There has thus evolved in Australia a near perfect Clayton’s regulatory system which is parlayed as admirably functional but through which banks have placed themselves outside the law. SME/farmer victims face a Kafkaesque labyrinth from which there is only a grisly exit. Very occasionally, a bank victim will emerge with smoking gun evidence in tow, necessitating a monetary settlement from the bank. It will be confidential, and then it will be business as usual for the bank.
The mainstream media will not touch the systemic problem. The carnage in the hinterland is widespread and deep. But, without exposure or acknowledgement, it has no public presence. It does not exist.
Worse, the media run regular ‘enterprise’ supplements extolling the bounteous rewards of entrepreneurial initiative while steadfastly neglecting to publicize the piranhas circling the sector. This same media also runs shameful interviews with major bank CEOs — puff pieces presenting these amoral suits as corporate and public interest visionaries. The misleading razzmatazz is supplemented by the existence of a junior Small Business Ministry, where incumbents merely hone their window dressing rhetoric with their eye on promotion to Cabinet.

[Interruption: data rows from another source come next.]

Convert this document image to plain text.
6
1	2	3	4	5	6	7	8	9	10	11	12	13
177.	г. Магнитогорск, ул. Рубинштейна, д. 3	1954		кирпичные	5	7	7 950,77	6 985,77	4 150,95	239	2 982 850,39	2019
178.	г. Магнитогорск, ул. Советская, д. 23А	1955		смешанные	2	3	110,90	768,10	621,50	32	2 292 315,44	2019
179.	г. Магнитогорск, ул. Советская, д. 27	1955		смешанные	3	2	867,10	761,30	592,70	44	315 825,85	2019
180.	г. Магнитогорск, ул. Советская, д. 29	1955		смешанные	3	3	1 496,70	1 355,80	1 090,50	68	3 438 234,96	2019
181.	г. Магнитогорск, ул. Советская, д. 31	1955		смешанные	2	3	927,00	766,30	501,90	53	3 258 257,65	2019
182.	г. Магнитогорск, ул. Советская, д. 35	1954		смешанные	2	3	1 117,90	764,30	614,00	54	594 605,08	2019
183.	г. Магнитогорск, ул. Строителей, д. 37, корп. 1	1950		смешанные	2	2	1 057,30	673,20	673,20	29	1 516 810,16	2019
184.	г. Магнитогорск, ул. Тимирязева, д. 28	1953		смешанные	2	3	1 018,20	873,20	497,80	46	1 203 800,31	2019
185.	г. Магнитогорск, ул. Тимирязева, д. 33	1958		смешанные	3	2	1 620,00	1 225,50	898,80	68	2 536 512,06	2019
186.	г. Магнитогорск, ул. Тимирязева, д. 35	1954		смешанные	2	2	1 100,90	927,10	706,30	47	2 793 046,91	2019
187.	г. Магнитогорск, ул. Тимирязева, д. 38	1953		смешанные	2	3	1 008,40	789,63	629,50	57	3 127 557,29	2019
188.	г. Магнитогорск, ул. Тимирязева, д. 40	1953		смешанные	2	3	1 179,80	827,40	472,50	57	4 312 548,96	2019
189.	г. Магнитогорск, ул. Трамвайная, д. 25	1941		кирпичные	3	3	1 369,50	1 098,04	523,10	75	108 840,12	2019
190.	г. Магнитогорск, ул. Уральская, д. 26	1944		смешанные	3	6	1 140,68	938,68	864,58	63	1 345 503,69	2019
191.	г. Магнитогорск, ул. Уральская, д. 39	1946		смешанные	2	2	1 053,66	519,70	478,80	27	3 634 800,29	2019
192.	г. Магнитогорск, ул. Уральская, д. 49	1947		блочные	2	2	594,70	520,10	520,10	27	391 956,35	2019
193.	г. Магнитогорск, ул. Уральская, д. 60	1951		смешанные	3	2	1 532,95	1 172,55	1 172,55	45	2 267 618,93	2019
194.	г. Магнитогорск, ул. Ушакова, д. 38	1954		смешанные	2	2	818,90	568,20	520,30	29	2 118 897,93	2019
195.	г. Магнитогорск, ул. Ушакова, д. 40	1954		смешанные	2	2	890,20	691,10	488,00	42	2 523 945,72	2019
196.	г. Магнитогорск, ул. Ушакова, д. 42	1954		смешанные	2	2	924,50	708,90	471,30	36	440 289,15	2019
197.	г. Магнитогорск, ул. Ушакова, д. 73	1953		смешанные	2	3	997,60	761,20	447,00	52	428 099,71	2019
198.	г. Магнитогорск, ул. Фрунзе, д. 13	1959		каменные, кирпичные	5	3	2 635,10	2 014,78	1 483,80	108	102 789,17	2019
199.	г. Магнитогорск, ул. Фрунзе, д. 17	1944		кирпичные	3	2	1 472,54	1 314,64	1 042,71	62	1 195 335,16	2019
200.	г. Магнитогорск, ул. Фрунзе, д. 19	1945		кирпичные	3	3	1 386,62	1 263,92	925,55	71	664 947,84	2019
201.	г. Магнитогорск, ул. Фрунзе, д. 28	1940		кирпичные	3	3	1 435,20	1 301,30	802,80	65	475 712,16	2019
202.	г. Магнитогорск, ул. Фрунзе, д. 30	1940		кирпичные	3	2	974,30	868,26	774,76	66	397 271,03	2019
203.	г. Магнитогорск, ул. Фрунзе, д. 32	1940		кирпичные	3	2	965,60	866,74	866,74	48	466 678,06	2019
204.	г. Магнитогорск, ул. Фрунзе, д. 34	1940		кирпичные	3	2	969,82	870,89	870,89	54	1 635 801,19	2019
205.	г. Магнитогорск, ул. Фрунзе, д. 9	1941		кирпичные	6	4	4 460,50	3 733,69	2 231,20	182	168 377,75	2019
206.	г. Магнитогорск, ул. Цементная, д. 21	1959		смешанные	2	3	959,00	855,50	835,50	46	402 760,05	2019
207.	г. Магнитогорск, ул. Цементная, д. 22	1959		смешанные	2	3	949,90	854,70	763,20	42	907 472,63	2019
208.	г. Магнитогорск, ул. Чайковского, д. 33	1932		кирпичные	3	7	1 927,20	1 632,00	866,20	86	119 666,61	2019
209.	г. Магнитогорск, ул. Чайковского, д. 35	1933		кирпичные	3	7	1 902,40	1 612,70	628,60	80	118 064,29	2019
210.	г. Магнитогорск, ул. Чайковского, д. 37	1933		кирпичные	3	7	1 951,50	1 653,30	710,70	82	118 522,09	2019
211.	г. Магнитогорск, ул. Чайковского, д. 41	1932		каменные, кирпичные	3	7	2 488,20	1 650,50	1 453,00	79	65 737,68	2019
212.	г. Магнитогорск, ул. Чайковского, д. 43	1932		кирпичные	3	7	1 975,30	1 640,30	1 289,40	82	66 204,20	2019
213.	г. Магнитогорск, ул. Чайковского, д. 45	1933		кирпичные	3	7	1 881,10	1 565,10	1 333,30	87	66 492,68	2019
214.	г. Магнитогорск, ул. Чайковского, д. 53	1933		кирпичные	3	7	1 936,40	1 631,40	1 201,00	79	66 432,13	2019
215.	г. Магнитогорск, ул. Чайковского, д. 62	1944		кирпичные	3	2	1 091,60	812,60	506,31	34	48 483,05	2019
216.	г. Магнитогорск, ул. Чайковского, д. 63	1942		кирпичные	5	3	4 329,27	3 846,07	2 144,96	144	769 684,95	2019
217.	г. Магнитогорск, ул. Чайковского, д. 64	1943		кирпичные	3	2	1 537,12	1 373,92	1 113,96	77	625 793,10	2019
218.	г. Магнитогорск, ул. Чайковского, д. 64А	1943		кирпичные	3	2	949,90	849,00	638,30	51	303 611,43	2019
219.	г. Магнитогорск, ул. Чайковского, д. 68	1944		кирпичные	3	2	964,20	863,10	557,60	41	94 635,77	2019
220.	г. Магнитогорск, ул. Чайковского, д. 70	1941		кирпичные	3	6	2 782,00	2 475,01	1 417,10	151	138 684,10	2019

It’s a brilliant, almost failsafe, system. The major banks run a racket, courtesy of their banking license, stealing the assets of the entrepreneurial class. It’s smarter than mafia operations because legitimized. It is legitimized de facto by a regulatory apparatus and political class steeped in complicity.
In all probability there are no brown paper bags under the table in Australia (save perhaps for members of the judiciary). But a revolving door employment gravy train beckons for the most prominent amongst the regulators and politicians. And for the bulk of their brethren, opportunism and craven cowardice reigns. A Minor Party politician who conducted a crusade for bank victims in the late 1980s was crucified. That fact is etched in the consciousness of Australian political wannabes.
Confront that we’re talking about Australia. Purportedly in the first rank of civilized countries, it has been feted as sailing through the GFC due in no small part due to a well-oiled financial regulatory system. Behind the facade we have the practices of a banana republic.
Welcome to the real Australia. The blood of SME/farmer victims (as well as hapless retiree investors) has been distilled into the lustrous figures of bulging bank profits — rates that have drawn the envy of bankers globally. The miracle that is financial deregulation has fulfilled the pundits’ early expectations of its ‘universal’ benefits because the human sacrifices to the neoliberal deity have been obliterated from the record.